One approach to quantify the CTI is a technique from paleoecology, the
transfer function approach (Bertrand et al., 2011; Pacheco‐Riaño et al.,
2023). Transfer functions are mathematical models that represent the
relationship between species occurrences and environmental variables
from a certain period, assuming that species have symmetrical, unimodal
response curves with an ecological optimum for climate variables
(Hutchinson, 1957). If the relationship between species and climate
remains constant through time (ecological uniformitarianism) (Rull,
2010), the inferred species-climate relationship can be used to
reconstruct past or present climates from community composition (Salonen
et al., 2011). Transfer functions have been used extensively by
palaeoecologists to reconstruct past climatic conditions from current
relationships between species co-occurrences and climatic conditions
(Guiot & de Vernal, 2007; Juggins & Birks, 2012; Schäbitz et al.,
2013). Subsequently, community compositions from sediment cores are used
to reconstruct paleoclimates (Birks & Simpson, 2013). This approach has
been used to reconstruct various environmental conditions, from water
chemistry (e.g. pH) using diatoms (ter Braak & Juggins, 1993), to
temperature (Chevalier et al., 2020) and precipitation (Lu et al., 2019)
using fossil pollen. A corresponding approach has recently been utilized
in modern ecology to estimate thermophilization by inferring temperature
from co-occurrence vegetation data based on a CTI approach (Bertrand et
al., 2011; Pacheco-Riaño et al., 2023). In this case historical
co-occurrence plots sampled prior to major climatic changes were used to
calibrate a transfer function, which was subsequently used to project
the CTI based on more recent vegetation plot data (Bertrand et al.,
2011; Bhatta et al., 2018; Pacheco‐Riaño et al., 2023). Based on this
approach, thermophilization can be estimated as the difference between
the floristically inferred temperature (i.e., CTI) and the observed
temperature from the calibrating period (Pacheco-Riaño et al., 2023).

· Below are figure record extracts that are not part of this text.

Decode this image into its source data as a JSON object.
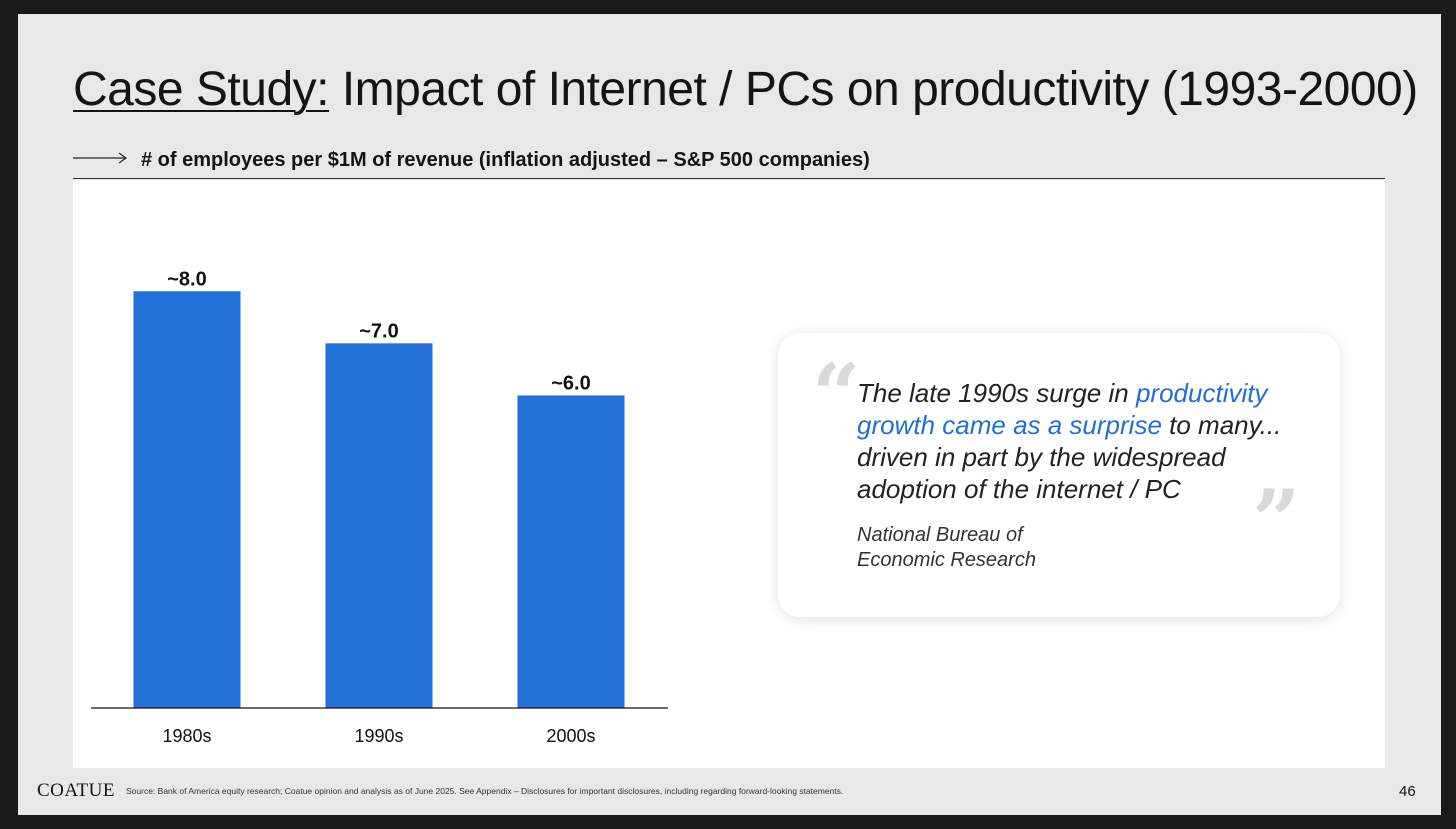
{
  "title": {
    "prefix": "Case Study:",
    "main": "Impact of Internet / PCs on productivity (1993-2000)"
  },
  "subtitle": "# of employees per $1M of revenue (inflation adjusted – S&P 500 companies)",
  "chart_data": {
    "type": "bar",
    "categories": [
      "1980s",
      "1990s",
      "2000s"
    ],
    "values": [
      8.0,
      7.0,
      6.0
    ],
    "data_labels": [
      "~8.0",
      "~7.0",
      "~6.0"
    ],
    "title": "# of employees per $1M of revenue (inflation adjusted – S&P 500 companies)",
    "ylim": [
      0,
      8.6
    ],
    "grid": false,
    "y_axis_visible": false,
    "bar_color": "#2171d9"
  },
  "quote": {
    "text_before": "The late 1990s surge in ",
    "highlight": "productivity growth came as a surprise",
    "text_after": " to many... driven in part by the widespread adoption of the internet / PC",
    "highlight_color": "#1e6fd9",
    "open_mark": "“",
    "close_mark": "”",
    "attribution_line1": "National Bureau of",
    "attribution_line2": "Economic Research"
  },
  "footer": {
    "logo": "COATUE",
    "source": "Source: Bank of America equity research; Coatue opinion and analysis as of June 2025. See Appendix – Disclosures for important disclosures, including regarding forward-looking statements.",
    "page_number": "46"
  }
}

Exploiting the vast amount of presence-only data to analyse the
responses of communities to climate warming requires, however, a
rigorous evaluation of robustness and reliability (Bayraktarov et al.,
2019). Therefore, our aim was to
answer two key questions. First, we wanted to determine if changes in
community dynamics due to climate warming, as deduced from presence-only
data from GBIF, corresponded with co-occurrence plot data. Second, we
aimed to assess whether these two datasets could be used
interchangeably, either individually or in combination, to yield similar
community responses during the model calibration or prediction phases.
In our study, we incorporated co-occurrence plot data from Norway
alongside spatially and temporally aggregated presence-only data
(referred to as pseudo-plots) in Europe. We intentionally employed a
broader geographical scope for the presence-only data to avoid niche
truncation, a benefit provided by the GBIF spatial coverage. Within this
context, we assessed the difference in CTI and thermophilization index.
We hypothesized that both types of data would exhibit a consistent
pattern and could be employed interchangeably for our analyses.